Персонажи эпизодические, периферийные, вроде сельского председателя Хомы Рябца или старика Пики, тоже даны не прямолинейно, в лоб; они имеют свой психологический диапазон.
Даже люди с другой стороны, враги, в «Разгроме» неожиданны, неоднозначны, когда они не в массе, а поодиночке.
«Начальник эскадрона несколько секунд изучал его застывшее рябое лицо, вымазанное засохшей кровью.
– Оспой давно болел? – спросил он.
– Что? – растерялся взводный. Он растерялся потому, что в вопросе начальника не чувствовалось ни издевательства, ни насмешки, а видно было, что он просто заинтересовался его рябым лицом. Однако, поняв это, Метелица рассердился еще сильней, чем если бы насмехались и издевались над ним: вопрос начальника точно пытался установить возможность каких-то человеческих отношений между ними».
Легко узнается прототип этой сцены: допрос Пьера Безухова маршалом Даву в «Войне и мире». «Даву поднял глаза и пристально посмотрел на Пьера. Несколько секунд они смотрели друг на друга, и этот взгляд спас Пьера. В этом взгляде, помимо всех условий войны и суда, между этими двумя людьми установились человеческие отношения. Оба они в эту минуту смутно перечувствовали бесчисленное множество вещей и поняли, что они оба дети человечества, что они братья».
Реплика начальника эскадрона тоже переводит ситуацию в иное измерение. Враги на мгновение становятся просто людьми. Метелица понимает возможность установления «человеческих отношений», но не принимает ее. Он продолжает свою разведку, свое сражение: «– Брось, ваше благородие!.. – решительно и гневно сказал Метелица, сжав кулаки и покраснев и едва сдерживаясь, чтобы не броситься на него. Он хотел еще добавить что-то, но мысль, а почему бы и в самом деле не схватить этого черного человека с таким противно-спокойным, обрюзглым лицом, в неопрятной рыжеватой щетине и не задушить его, – мысль эта вдруг так ярко овладела им, что он, запнувшись на слове, сделал шаг вперед, дрогнул руками, и его рябое лицо сразу вспотело».
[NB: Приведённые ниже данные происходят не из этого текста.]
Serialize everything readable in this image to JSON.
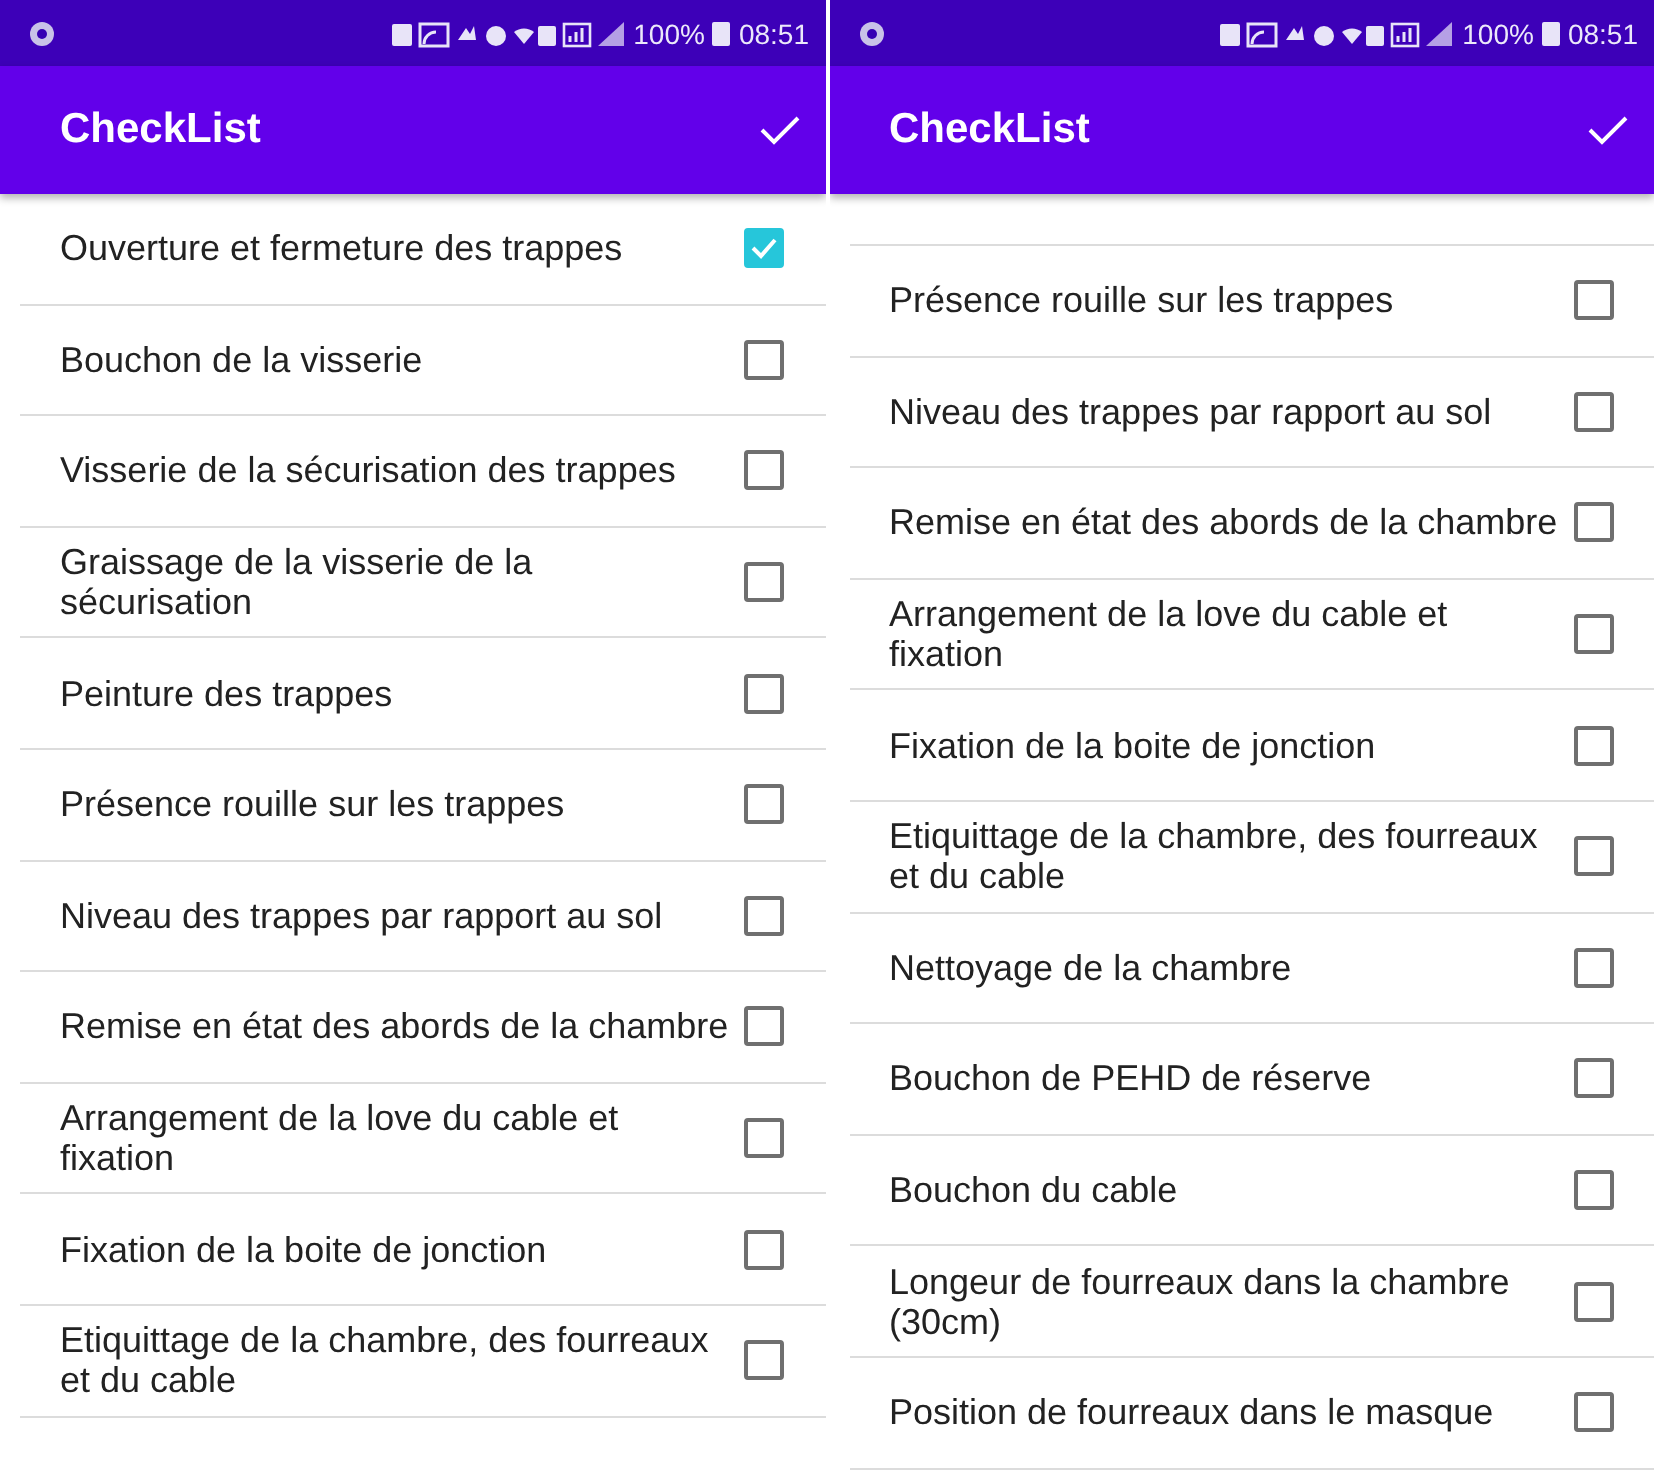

И офицер, в свою очередь, читает, понимает внезапную мысль Метелицы. Но он выдерживает поединок взглядов и лишь потом достает револьвер, возвращается к навязанной обстоятельствами социальной роли. «Ого! – в первый раз изумленно и громко воскликнул этот человек, не отступив, однако, ни шагу и не спуская глаз с Метелицы.
Тот в нерешительности остановился, сверкнув зрачками. Тогда человек этот вынул из кобуры револьвер и потряс им перед носом Метелицы».
Толстовская поэтика бокового зрения помогает Фадееву постоянно превращать плоскость агитационной повести в объем психологического романа. Жизнь-река не подчиняется схемам, обтекает булыжники расхожих истин, образуя тихие заводи и прихотливые водовороты.
Собравшиеся на сход мужики говорят о чем угодно – плохих косах, богатой траве, соседских свиньях, смеются над покусанным «чмелями», но вовсе не горят желанием помогать «угольному племени», реализуя актуальный лозунг «смычки рабочего класса и трудового крестьянства». Напротив, они мимоходом проговаривают впоследствии отвергаемые самим автором «Разгрома» крамольные вещи: «Станет нам в копеечку война эта… – Нету мужику спокою… – И все-то на мужике, и все на ем! Хотя бы уж на что одно вышло… – Главная вещь – и выходов никаких! Хучь так в могилу, хучь так в гроб – одна дистанция!..»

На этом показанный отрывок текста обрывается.